Frequently Asked Questions

We have provided answers to various frequently asked questions (FAQ) about the lab. Make sure to go over them. We have provided answers to many questions that students have asked in previous years, so you will save time by going over these answers as you start working on the lab.

Start early, we mean it!

Testing Your Code

You can test your entire code by using our auto-tester program at any time by following the testing instructions.

Using Git

You should only modify the following files in this lab.

thread.c

You can find the files you have modified by running the git status command.

You can commit your modified files to your local repository as follows:

git add thread.c
git commit -m "Committing changes for Lab 3"
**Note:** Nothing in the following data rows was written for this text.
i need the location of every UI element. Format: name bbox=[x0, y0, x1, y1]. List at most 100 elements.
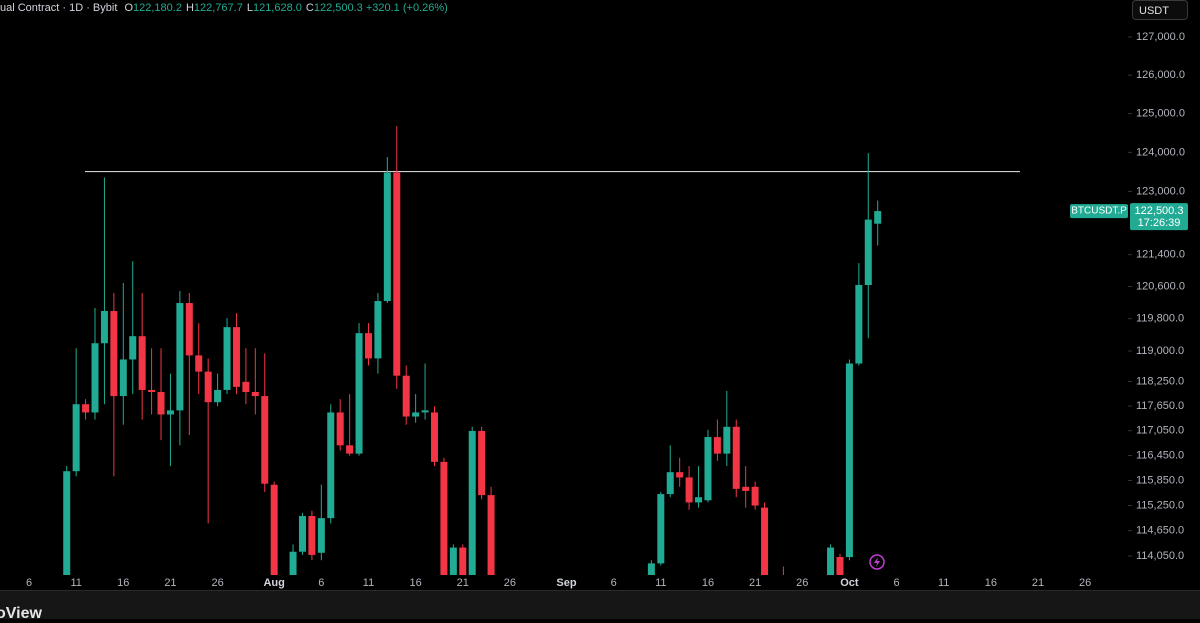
plot-area bbox=[63, 125, 1020, 588]
candle-body bbox=[242, 381, 250, 392]
candle-body bbox=[874, 211, 882, 224]
candle-body bbox=[232, 327, 240, 387]
x-tick-label: 11 bbox=[938, 577, 949, 589]
candle-body bbox=[72, 404, 80, 472]
candle-body bbox=[845, 363, 853, 558]
candle-body bbox=[751, 486, 759, 506]
candle-body bbox=[223, 327, 231, 390]
candle-body bbox=[91, 343, 99, 413]
y-tick-label: 126,000.0 bbox=[1136, 69, 1185, 81]
y-tick-label: 115,250.0 bbox=[1136, 499, 1184, 511]
y-tick-label: 124,000.0 bbox=[1136, 146, 1185, 158]
candle-body bbox=[402, 375, 410, 417]
ohlc-value: 122,500.3 bbox=[313, 2, 363, 14]
y-tick-label: 117,650.0 bbox=[1136, 400, 1184, 412]
x-tick-label: 16 bbox=[985, 577, 997, 589]
y-tick-label: 114,650.0 bbox=[1136, 525, 1184, 537]
candle-body bbox=[374, 301, 382, 359]
x-tick-label: 6 bbox=[893, 577, 899, 589]
y-tick-label: 117,050.0 bbox=[1136, 425, 1184, 437]
candle-body bbox=[836, 557, 844, 575]
candle-body bbox=[364, 333, 372, 359]
y-tick-label: 114,050.0 bbox=[1136, 550, 1184, 562]
symbol-tag-bg bbox=[1070, 204, 1128, 219]
candle-body bbox=[685, 477, 693, 503]
y-tick-label: 125,000.0 bbox=[1136, 107, 1185, 119]
candle-body bbox=[383, 172, 391, 302]
candle-body bbox=[63, 471, 71, 575]
symbol-header: ual Contract · 1D · Bybit O122,180.2 H122… bbox=[0, 2, 448, 14]
candle-body bbox=[647, 563, 655, 575]
candle-body bbox=[666, 472, 674, 495]
x-tick-label: 6 bbox=[318, 577, 324, 589]
candle-body bbox=[732, 426, 740, 489]
candle-body bbox=[157, 391, 165, 415]
x-tick-label: 21 bbox=[749, 577, 761, 589]
candle-body bbox=[298, 516, 306, 552]
candle-body bbox=[100, 311, 108, 344]
ohlc-label: L bbox=[246, 2, 253, 14]
candle-body bbox=[82, 404, 90, 413]
candle-body bbox=[119, 359, 127, 397]
candle-body bbox=[412, 412, 420, 417]
candle-body bbox=[487, 495, 495, 575]
footer-bar: oView bbox=[0, 590, 1200, 622]
x-tick-label: 26 bbox=[1079, 577, 1091, 589]
candle-body bbox=[421, 410, 429, 413]
flash-icon bbox=[869, 554, 885, 570]
x-tick-label: 11 bbox=[363, 577, 374, 589]
x-tick-label: 6 bbox=[26, 577, 32, 589]
currency-button[interactable]: USDT bbox=[1132, 0, 1188, 20]
candle-body bbox=[289, 551, 297, 575]
x-tick-label: 26 bbox=[796, 577, 808, 589]
x-tick-label: 16 bbox=[410, 577, 422, 589]
candle-body bbox=[346, 445, 354, 454]
y-tick-label: 121,400.0 bbox=[1136, 249, 1185, 261]
ohlc-value: 121,628.0 bbox=[252, 2, 302, 14]
symbol-info: ual Contract · 1D · Bybit bbox=[0, 2, 118, 14]
x-tick-label: 21 bbox=[164, 577, 176, 589]
candle-body bbox=[185, 303, 193, 356]
candle-body bbox=[676, 472, 684, 478]
x-tick-label: Sep bbox=[556, 577, 576, 589]
candle-body bbox=[713, 437, 721, 454]
candle-body bbox=[308, 516, 316, 555]
candle-body bbox=[459, 547, 467, 575]
candle-body bbox=[864, 219, 872, 285]
candle-body bbox=[270, 484, 278, 575]
x-tick-label: 11 bbox=[70, 577, 81, 589]
ohlc-label: O bbox=[124, 2, 133, 14]
ohlc-label: H bbox=[185, 2, 194, 14]
candle-body bbox=[827, 547, 835, 575]
x-tick-label: 21 bbox=[457, 577, 469, 589]
price-tag: 122,500.3 bbox=[1135, 205, 1184, 217]
candle-body bbox=[261, 396, 269, 484]
candle-body bbox=[204, 371, 212, 403]
candle-body bbox=[148, 389, 156, 392]
x-tick-label: 6 bbox=[611, 577, 617, 589]
y-tick-label: 118,250.0 bbox=[1136, 375, 1184, 387]
candle-body bbox=[704, 437, 712, 501]
x-tick-label: 26 bbox=[504, 577, 516, 589]
candle-body bbox=[742, 486, 750, 491]
candle-body bbox=[176, 303, 184, 411]
candle-body bbox=[166, 410, 174, 415]
candle-body bbox=[780, 579, 787, 588]
x-tick-label: 16 bbox=[702, 577, 714, 589]
y-tick-label: 120,600.0 bbox=[1136, 280, 1185, 292]
candle-body bbox=[695, 497, 703, 503]
ohlc-value: 122,767.7 bbox=[193, 2, 243, 14]
x-tick-label: 11 bbox=[655, 577, 666, 589]
candle-body bbox=[478, 430, 486, 496]
y-tick-label: 119,800.0 bbox=[1136, 313, 1184, 325]
chart: 127,000.0 126,000.0 125,000.0 124,000.0 123,… bbox=[26, 31, 1188, 589]
candle-body bbox=[214, 389, 222, 403]
candle-body bbox=[430, 412, 438, 462]
x-tick-label: 21 bbox=[1032, 577, 1044, 589]
candle-body bbox=[138, 336, 146, 390]
candle-body bbox=[449, 547, 457, 575]
candle-body bbox=[327, 412, 335, 519]
ohlc-values: O122,180.2 H122,767.7 L121,628.0 C122,500.3 bbox=[120, 2, 362, 14]
symbol-tag: BTCUSDT.P bbox=[1071, 206, 1127, 217]
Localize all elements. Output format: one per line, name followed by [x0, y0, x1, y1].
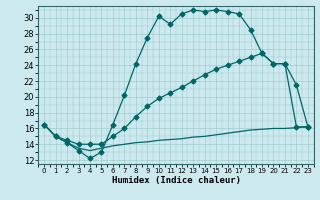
X-axis label: Humidex (Indice chaleur): Humidex (Indice chaleur): [111, 176, 241, 185]
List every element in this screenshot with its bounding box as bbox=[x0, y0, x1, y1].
We suggest committing your changes frequently by rerunning the commands above (with different meaningful messages to the commit command), so that you can go back to see the changes you have made over time, if needed.

Once you have tested your code, and committed it (check that by running git status), you can tag the assignment as done.

git tag Lab3-end

This tag names the last commit, and you can see that using the git log or the git show commands.

If you want to see all the changes you have made in this lab, you can run the following git diff command.

git diff Lab3-start Lab3-end

More information for using the various git commands is available in the Lab 1 instructions.

Code Submission

Make sure to add the Lab3-end tag to your local repository as described above. Then run the following command to update your remote repository:

git push
git push --tags

For more details regarding code submission, please follow the lab submission instructions.

Please also make sure to test whether your submission succeeded by simulating our automated marker.